Ankie Kleinjan, Amsterdam UMC - University of Amsterdam
Marcello Di Nisio, University of G. d'Annunzio Chieti and Pescara
Jan Beyer-Westendorf, Dresden University Faculty of Medicine and University Hospital Carl Gustav Carus
Giuseppe Camporese, Azienda Ospedaliera Di Padova
Benilde Cosmi, Alma Mater Studiorum Università di Bologna
Angelo Ghirarduzzi, Instituto di Ricovero e Cura A Carattere Scientifico
Pieter W. Kamphuisen, University of Groningen, University Medical Center Groningen
Hans Martin Otten, Slotervaart Hospital
Ettore Porreca, University of G. d'Annunzio Chieti and Pescara
Anita Aggarwal, Washington DC VA Medical Center
Marianne Brodmann, Medizinische Universität Graz
Maria Domenica Guglielmi, University of G. d'Annunzio Chieti and Pescara
Matteo Iotti, Instituto di Ricovero e Cura A Carattere Scientifico
Karin Kaasjager, University Medical Center Utrecht
Virginia Kamvissi, Dresden University Faculty of Medicine and University Hospital Carl Gustav Carus
Teresa Lerede, Papa Giovanni XXIII Hospital
Peter Marschang, Medizinische Universitat Innsbruck
Karina Meijer, University of Groningen, University Medical Center Groningen
Gualtiero Palareti, Alma Mater Studiorum Università di Bologna
Frederick R. Rickles, Washington DC VA Medical Center
Marc Righini, Hôpitaux universitaires de Genève
Anne W.S. Rutjes, Institut fur Sozial- und Praventivmedizin
Chiara Tonello, Azienda Ospedaliera Di Padova
Peter Verhamme, KU Leuven– University Hospital Leuven
Sebastian Werth, Dresden University Faculty of Medicine and University Hospital Carl Gustav Carus
Sanne Van Wissen, Our Lady Hospital - Amsterdam
Harry R. Büller, Amsterdam UMC - University of Amsterdam

Document Type

Journal Article

Publication Date

4-1-2014

Journal

Annals of Internal Medicine

Volume

160

Issue

7

DOI

10.7326/M13-2056

Abstract

Background: Although well-established for suspected lower limb deep venous thrombosis, an algorithm combining a clinical decision score, D-dimer testing, and ultrasonography has not been evaluated for suspected upper extremity deep venous thrombosis (UEDVT). Objective: To assess the safety and feasibility of a new diagnostic algorithm in patients with clinically suspected UEDVT. Design: Diagnostic management study. (ClinicalTrials.gov: NCT01324037) Setting: 16 hospitals in Europe and the United States. Patients: 406 inpatients and outpatients with suspected UEDVT. Measurements: The algorithm consisted of the sequential application of a clinical decision score, D-dimer testing, and ultrasonography. Patients were first categorized as likely or unlikely to have UEDVT; in those with an unlikely score and normal D-dimer levels, UEDVT was excluded. All other patients had (repeated) compression ultrasonography. The primary outcome was the 3-month incidence of symptomatic UEDVT and pulmonary embolism in patients with a normal diagnostic work-up. Results: The algorithm was feasible and completed in 390 of the 406 patients (96%). In 87 patients (21%), an unlikely score combined with normal D-dimer levels excluded UEDVT. Superficial venous thrombosis and UEDVT were diagnosed in 54 (13%) and 103 (25%) patients, respectively.
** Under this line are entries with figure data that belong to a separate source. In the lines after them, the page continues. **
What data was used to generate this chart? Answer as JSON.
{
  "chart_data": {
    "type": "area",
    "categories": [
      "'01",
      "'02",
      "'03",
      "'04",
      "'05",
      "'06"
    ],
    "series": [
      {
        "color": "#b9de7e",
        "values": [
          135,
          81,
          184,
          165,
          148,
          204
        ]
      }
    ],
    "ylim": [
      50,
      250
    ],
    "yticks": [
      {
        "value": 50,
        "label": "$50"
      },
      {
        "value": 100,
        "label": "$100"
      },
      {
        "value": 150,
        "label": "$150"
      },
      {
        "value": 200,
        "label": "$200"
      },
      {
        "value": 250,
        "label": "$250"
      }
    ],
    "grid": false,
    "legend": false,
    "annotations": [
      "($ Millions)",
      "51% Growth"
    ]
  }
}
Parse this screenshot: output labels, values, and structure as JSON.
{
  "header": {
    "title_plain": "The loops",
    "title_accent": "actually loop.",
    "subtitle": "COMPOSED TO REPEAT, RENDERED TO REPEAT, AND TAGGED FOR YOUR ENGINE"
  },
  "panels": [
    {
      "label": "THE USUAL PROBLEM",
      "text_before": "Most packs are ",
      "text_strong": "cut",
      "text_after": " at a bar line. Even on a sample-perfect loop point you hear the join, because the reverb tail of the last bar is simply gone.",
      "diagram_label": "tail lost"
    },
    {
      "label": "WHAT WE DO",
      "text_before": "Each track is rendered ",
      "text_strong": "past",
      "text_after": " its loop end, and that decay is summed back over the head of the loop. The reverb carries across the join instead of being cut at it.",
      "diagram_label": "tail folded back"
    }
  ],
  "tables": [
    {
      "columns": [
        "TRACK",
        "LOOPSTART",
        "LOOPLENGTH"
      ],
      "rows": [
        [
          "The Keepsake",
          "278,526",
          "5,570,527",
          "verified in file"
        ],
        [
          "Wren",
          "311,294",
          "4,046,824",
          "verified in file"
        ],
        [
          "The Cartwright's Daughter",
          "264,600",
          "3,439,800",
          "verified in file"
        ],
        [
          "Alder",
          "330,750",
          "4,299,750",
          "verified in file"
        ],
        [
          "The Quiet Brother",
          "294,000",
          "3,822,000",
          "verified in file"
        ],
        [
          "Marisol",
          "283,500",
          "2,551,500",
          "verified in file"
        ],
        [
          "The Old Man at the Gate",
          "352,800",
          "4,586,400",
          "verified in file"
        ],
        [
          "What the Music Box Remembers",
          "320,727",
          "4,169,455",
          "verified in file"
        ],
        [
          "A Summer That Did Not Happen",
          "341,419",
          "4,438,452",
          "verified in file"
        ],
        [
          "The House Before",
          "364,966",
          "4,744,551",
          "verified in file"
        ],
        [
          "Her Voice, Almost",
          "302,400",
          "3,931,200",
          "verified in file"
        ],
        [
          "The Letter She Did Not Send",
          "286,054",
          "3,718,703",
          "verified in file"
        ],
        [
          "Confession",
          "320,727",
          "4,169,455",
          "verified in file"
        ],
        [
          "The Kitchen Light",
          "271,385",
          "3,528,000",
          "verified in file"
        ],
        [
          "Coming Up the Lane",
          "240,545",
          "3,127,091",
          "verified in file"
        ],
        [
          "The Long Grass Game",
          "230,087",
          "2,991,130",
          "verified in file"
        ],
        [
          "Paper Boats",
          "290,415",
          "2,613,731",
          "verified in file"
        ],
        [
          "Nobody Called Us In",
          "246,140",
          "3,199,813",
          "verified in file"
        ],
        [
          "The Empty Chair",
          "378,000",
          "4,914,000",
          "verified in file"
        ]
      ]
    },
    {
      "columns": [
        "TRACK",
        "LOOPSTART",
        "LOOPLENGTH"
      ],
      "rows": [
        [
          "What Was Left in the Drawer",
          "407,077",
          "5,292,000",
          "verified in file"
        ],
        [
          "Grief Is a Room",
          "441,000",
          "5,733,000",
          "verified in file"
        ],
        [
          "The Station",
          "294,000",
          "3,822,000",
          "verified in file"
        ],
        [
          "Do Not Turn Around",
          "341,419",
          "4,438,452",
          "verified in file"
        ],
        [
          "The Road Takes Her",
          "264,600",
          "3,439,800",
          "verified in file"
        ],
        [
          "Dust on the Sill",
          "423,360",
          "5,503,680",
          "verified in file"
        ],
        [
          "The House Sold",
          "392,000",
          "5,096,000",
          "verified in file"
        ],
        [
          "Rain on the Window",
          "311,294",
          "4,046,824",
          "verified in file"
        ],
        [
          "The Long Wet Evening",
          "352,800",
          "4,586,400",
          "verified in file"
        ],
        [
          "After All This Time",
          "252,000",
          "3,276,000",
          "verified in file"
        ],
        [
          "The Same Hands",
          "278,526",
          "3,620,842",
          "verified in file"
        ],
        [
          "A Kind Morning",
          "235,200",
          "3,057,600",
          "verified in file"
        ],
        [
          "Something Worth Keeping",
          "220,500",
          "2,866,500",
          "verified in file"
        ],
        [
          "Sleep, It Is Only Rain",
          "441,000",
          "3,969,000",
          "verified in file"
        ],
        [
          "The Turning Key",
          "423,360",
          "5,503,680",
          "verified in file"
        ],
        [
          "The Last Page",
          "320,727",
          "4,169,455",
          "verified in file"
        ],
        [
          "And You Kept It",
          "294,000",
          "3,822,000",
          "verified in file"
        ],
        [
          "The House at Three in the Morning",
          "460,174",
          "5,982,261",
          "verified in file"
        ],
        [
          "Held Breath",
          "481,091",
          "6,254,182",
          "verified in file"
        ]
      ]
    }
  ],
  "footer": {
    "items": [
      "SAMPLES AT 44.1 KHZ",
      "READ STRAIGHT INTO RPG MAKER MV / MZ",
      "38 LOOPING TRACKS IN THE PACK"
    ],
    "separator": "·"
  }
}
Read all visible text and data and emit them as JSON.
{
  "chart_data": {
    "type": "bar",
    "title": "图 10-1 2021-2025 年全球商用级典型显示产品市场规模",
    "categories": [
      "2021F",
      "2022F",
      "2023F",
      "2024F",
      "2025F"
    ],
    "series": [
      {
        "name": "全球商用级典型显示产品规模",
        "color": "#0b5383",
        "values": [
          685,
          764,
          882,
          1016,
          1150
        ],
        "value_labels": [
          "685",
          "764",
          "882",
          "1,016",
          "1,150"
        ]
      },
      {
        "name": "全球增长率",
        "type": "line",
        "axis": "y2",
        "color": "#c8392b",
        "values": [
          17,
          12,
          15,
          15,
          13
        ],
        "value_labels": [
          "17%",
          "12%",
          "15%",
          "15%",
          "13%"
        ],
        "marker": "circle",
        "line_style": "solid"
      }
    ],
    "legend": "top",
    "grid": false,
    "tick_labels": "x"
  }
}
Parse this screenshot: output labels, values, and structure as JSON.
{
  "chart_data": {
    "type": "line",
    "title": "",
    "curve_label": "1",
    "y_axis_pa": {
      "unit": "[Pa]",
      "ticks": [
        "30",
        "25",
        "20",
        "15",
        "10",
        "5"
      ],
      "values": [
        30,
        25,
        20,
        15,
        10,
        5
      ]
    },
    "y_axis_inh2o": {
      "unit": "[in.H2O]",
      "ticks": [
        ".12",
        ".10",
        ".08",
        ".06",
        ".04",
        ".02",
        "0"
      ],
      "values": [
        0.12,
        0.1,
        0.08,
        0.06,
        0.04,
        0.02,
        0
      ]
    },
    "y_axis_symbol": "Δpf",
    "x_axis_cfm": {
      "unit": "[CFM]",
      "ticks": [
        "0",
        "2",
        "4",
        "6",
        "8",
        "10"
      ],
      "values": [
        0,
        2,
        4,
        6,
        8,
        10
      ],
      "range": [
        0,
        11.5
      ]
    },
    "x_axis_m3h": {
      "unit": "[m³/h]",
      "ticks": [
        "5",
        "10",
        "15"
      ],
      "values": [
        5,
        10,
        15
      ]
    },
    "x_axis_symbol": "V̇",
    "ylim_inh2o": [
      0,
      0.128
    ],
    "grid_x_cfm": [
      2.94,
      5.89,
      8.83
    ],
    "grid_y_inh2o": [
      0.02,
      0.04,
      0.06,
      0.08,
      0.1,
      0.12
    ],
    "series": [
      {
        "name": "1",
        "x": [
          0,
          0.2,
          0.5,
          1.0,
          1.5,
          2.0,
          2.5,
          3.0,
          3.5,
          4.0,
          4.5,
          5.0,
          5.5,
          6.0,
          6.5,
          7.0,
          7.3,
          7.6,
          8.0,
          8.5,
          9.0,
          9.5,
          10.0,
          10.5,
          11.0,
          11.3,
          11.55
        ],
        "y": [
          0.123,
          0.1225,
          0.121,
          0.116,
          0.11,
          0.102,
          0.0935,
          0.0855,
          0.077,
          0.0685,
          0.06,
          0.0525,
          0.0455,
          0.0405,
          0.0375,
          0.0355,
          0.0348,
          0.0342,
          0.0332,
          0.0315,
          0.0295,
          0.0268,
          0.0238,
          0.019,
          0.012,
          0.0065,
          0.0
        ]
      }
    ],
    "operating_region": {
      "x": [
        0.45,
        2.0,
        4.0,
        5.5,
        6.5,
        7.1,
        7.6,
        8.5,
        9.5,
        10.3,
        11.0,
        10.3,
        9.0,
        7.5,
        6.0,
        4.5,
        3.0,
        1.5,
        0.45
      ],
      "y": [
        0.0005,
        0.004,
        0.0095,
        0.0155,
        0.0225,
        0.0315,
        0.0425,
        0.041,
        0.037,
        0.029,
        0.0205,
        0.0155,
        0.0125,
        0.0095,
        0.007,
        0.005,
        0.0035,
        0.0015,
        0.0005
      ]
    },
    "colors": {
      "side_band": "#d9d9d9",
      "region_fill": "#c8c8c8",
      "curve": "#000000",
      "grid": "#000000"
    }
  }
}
All 249 patients with a normal diagnostic work-up, including those with protocol violations (n = 16), were followed for 3 months. One patient developed UEDVT during follow-up, for an overall failure rate of 0.4% (95% CI, 0.0% to 2.2%). Limitations: This study was not powered to show the safety of the substrategies. D-Dimer testing was done locally. Conclusion: The combination of a clinical decision score, D-dimer testing, and ultrasonography can safely and effectively exclude UEDVT. If confirmed by other studies, this algorithm has potential as a standard approach to suspected UEDVT. © 2014 American College of Physicians.